AskDefine | Define hubba

Extensive Definition

Pat's Hubba Hubba is a famous late-night greasy spoon chili spot located at 24 North Main Street in the village of Port Chester in Westchester County, New York. Located near the New York and Connecticut border, Hubba's caters to the local bar scene by staying open until 5:00am on the weekends, and at least 3:00am on weeknights. The restaurant was originally known as "Texas Quick Lunch" and was owned by Edna and operated by Millie, an elderly chain smoker who served blazing hot chili with a complementary plastic gallon jug of water. Pat Carta bought Texas Chili in the late 80s and changed the name to Pat's Hubba Hubba, the same as his original restaurant in Cos Cob, which he closed shortly after taking over Texas Quick Lunch. He expanded the menu from simple chili and chili hot dogs to variants including the most popular dish -- chili cheese fries (described by ESPN.com columnist Bill Simmons as the "best drunken late-night food ever"). By the early to mid-90s, Pat opened a second location at 820 Cove Road in the city of Stamford in Fairfield County, Connecticut. A third location followed, also in Stamford, at 189 Bedford Street(now closed and gone), in the heart of the busy downtown bar district. Unlike the hole-in-the-wall vibe of New York Hubba's, these new Connecticut locations were designed more like a traditional diner. Eventually, Pat sold the Port Chester Hubba's to his longtime friend and co-worker Carlos, and he closed down the 3rd location in downtown Stamford. Currently, Pat still owns the Stamford location at 820 Cove Road and it operates with the classic name Pat's Hubba Hubba. Hubba's in Port Chester is now under Carlos' ownership, and the name has been changed to just "Hubba". But the original menu and vibe remains. However, most will agree that you have to go to Port Chester for the true "Hubba Experience."

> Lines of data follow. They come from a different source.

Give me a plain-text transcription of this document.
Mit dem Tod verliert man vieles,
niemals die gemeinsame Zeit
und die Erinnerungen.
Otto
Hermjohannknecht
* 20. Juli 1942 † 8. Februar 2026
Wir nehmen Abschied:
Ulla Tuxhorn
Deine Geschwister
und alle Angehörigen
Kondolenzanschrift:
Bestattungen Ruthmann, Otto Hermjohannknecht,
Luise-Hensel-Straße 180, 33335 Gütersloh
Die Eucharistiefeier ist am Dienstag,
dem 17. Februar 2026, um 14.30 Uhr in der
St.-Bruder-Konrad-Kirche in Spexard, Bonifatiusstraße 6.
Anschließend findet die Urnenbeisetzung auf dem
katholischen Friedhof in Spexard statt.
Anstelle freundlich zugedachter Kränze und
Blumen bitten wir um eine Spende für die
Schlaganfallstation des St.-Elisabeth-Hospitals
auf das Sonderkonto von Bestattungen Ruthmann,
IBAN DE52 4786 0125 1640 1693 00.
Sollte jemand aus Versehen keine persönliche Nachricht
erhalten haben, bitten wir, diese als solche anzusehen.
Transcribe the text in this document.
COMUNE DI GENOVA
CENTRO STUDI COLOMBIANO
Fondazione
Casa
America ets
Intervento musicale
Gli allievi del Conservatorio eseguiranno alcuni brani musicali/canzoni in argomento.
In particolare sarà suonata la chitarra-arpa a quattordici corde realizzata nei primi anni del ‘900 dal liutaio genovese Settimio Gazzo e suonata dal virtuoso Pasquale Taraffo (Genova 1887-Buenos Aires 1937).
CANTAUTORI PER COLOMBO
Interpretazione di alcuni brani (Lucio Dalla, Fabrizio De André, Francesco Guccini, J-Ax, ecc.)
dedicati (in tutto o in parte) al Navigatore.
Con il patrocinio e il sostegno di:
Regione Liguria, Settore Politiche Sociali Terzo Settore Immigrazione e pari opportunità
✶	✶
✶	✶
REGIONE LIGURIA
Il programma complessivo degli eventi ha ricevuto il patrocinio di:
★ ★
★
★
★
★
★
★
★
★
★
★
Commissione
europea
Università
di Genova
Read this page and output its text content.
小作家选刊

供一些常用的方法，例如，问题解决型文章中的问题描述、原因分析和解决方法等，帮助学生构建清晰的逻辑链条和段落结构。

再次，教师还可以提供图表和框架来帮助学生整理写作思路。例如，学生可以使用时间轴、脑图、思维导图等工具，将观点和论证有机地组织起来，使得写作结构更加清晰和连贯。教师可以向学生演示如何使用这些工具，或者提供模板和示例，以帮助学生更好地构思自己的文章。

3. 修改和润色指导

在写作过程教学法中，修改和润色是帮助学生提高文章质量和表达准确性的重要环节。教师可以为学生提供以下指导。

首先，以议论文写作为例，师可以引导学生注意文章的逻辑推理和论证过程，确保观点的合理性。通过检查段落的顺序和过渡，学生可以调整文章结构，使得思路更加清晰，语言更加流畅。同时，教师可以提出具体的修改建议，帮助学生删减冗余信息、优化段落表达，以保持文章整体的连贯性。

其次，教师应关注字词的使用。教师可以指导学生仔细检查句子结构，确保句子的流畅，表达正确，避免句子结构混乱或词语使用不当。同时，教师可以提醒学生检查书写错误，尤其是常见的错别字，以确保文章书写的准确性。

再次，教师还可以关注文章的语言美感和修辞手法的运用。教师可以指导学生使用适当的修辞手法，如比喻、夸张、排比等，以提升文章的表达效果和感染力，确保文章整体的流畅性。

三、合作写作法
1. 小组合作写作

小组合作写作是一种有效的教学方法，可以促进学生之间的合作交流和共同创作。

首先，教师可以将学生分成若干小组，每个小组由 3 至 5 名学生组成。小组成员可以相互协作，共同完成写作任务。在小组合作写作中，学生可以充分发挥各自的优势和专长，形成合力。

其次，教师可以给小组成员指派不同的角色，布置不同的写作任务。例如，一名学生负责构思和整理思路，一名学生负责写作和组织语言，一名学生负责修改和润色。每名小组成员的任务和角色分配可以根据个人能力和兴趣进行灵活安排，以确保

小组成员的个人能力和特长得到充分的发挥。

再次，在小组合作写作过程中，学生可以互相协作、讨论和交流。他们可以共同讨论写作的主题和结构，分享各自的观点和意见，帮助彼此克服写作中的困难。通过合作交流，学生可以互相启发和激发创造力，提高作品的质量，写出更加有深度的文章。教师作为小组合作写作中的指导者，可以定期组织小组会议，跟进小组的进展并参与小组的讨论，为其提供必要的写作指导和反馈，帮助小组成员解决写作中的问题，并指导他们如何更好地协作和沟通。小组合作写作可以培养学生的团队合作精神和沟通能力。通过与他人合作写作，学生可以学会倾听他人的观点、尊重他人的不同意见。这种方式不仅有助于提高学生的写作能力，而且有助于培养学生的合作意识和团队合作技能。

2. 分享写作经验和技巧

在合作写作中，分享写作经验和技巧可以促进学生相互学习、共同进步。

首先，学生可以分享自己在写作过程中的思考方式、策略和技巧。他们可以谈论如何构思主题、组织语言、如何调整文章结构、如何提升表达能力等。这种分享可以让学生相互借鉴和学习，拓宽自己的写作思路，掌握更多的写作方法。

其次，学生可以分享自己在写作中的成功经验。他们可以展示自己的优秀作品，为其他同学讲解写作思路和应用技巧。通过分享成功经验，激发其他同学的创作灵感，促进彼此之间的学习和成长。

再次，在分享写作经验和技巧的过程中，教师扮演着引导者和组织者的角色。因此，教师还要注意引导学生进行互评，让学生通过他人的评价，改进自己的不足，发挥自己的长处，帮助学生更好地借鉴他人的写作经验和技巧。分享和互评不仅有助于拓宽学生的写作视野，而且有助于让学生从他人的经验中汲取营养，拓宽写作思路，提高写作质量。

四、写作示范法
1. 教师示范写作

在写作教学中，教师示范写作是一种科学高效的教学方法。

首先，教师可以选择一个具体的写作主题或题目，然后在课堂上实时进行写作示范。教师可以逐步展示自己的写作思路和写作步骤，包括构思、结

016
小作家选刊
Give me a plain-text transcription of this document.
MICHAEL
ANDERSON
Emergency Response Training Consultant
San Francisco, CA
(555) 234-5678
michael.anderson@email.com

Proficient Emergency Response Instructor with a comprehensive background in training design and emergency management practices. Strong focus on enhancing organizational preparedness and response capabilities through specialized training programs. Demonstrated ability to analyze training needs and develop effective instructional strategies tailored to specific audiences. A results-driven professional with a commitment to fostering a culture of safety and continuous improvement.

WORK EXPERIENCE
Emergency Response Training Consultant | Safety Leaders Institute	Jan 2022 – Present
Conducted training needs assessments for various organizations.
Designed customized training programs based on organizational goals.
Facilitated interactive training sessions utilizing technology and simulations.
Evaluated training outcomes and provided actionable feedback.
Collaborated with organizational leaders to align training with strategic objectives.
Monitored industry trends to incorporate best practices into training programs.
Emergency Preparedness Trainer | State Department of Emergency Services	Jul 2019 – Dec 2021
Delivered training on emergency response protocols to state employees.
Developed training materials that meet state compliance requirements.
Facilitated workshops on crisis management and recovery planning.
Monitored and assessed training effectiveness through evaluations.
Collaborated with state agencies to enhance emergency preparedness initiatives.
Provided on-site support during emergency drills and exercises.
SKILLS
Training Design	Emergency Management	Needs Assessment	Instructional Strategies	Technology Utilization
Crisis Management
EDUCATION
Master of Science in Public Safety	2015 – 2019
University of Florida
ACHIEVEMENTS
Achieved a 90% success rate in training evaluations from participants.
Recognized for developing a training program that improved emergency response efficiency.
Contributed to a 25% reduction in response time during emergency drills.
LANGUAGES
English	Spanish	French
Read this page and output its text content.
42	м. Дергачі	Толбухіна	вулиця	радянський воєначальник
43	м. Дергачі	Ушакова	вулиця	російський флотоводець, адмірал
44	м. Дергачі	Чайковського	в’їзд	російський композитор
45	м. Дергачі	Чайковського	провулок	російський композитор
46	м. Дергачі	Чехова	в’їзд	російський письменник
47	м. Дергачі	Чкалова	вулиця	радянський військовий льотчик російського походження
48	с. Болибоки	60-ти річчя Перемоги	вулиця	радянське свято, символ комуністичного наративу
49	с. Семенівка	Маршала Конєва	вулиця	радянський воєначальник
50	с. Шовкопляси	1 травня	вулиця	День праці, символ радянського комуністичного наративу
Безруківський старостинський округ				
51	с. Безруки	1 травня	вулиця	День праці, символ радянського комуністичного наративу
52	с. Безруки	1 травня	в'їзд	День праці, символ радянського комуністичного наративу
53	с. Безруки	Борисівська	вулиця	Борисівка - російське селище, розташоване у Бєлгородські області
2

The main ingredient in most of Hubba's offerings is the chili, which is made with ground beef and hot chili peppers and little else. It contains no beans, tomatoes, or vegetables of any kind. As the chili cools, a viscous red oil precipitates out and eventually coagulates into a thick orange/red wax. The chili is prepared in what can only be described as a huge vat, which is visible from Main Street, through the front window of the restaurant. The inside of Hubba's is long and narrow, like a bowling lane. There's around 15 stools, where you can sit at the counter, but during peak hours, it's a standing room only crowd. Decently cheap menu items are written in marker on paper plates, tacked onto the wall. At the Port Chester location, many menu items are written differently on separate paper plates. Perhaps the most charming aspect of Hubba's decor is the wallpaper of dollar bills. Patrons are encouraged to sign dollar bills and tape them to the walls and ceiling, creating a unique atmosphere consisting entirely of greenbacks. The writing on the bills ranges from pride in the local high schools and community to hilarious drunken designs. It's fun to read the walls as you're eating, or to contribute your own bill.
Beverages from a soda fountain are available for purchase, but Hubba's famously carries no ice. Regulars know that the best bet is to order free Hubba Water. It's pink water, which can be very amusing when you're drunk. Hubba Water is basically water with a drop of fruit punch included. The origins of this unique drink go back to when the soda machine broke. Legend says that the fruit punch leaked into the water, thus creating the Hubba Water of today. If you're not washing down Hubba Chili with some free Hubba Water, you're not getting the true Hubba experience. Hamburgers and hot dogs can be ordered Texas and California style, which is some kind of variation in the toppings. Texas style includes chili and onions. California style consists of lettuce, tomato, and mayonnaise. But basically, you want everything covered in Hubba chili and cheese. Many argue that the only toppings one should order are chili and cheese. Hubba's most unusual dish is arguably the chili cheese clams - fried clams covered in Pat's signature greasy chili and melted cheese. Additionally Hubbas offers chicken parmigiana with chili and cheese on top.
Many observers have commented on the eclectic nature of Hubba's clientele, that it's actually a microcosm of the melting pot that is Port Chester, New York. Peter Applebome of the New York Times describes Hubba's as "where the yin and yang of suburbia north, with addictive regularity, get to face down both ennui and intestinal distress." Students and area bar patrons mix right in with the large local Hispanic and Latino population. During the late night hours, it can be very rowdy and fun. Hubba's has become a legendary food spot for the residents of Westchester and southern Connecticut. Check out Port Chester for the original experience and atmosphere. Check out Stamford for a more varied menu and perhaps higher quality food from the owner Pat.
One note of contention among frequenters is the name by which the restaurant should be called. While most areas call the establishment by its present name, "Hubba," certain communities, such as Mamaroneck and Larchmont, still cling to the name "Pat's." Often times, this causes much confusion when participating inter-community activities, as one person may not be aware of the other name.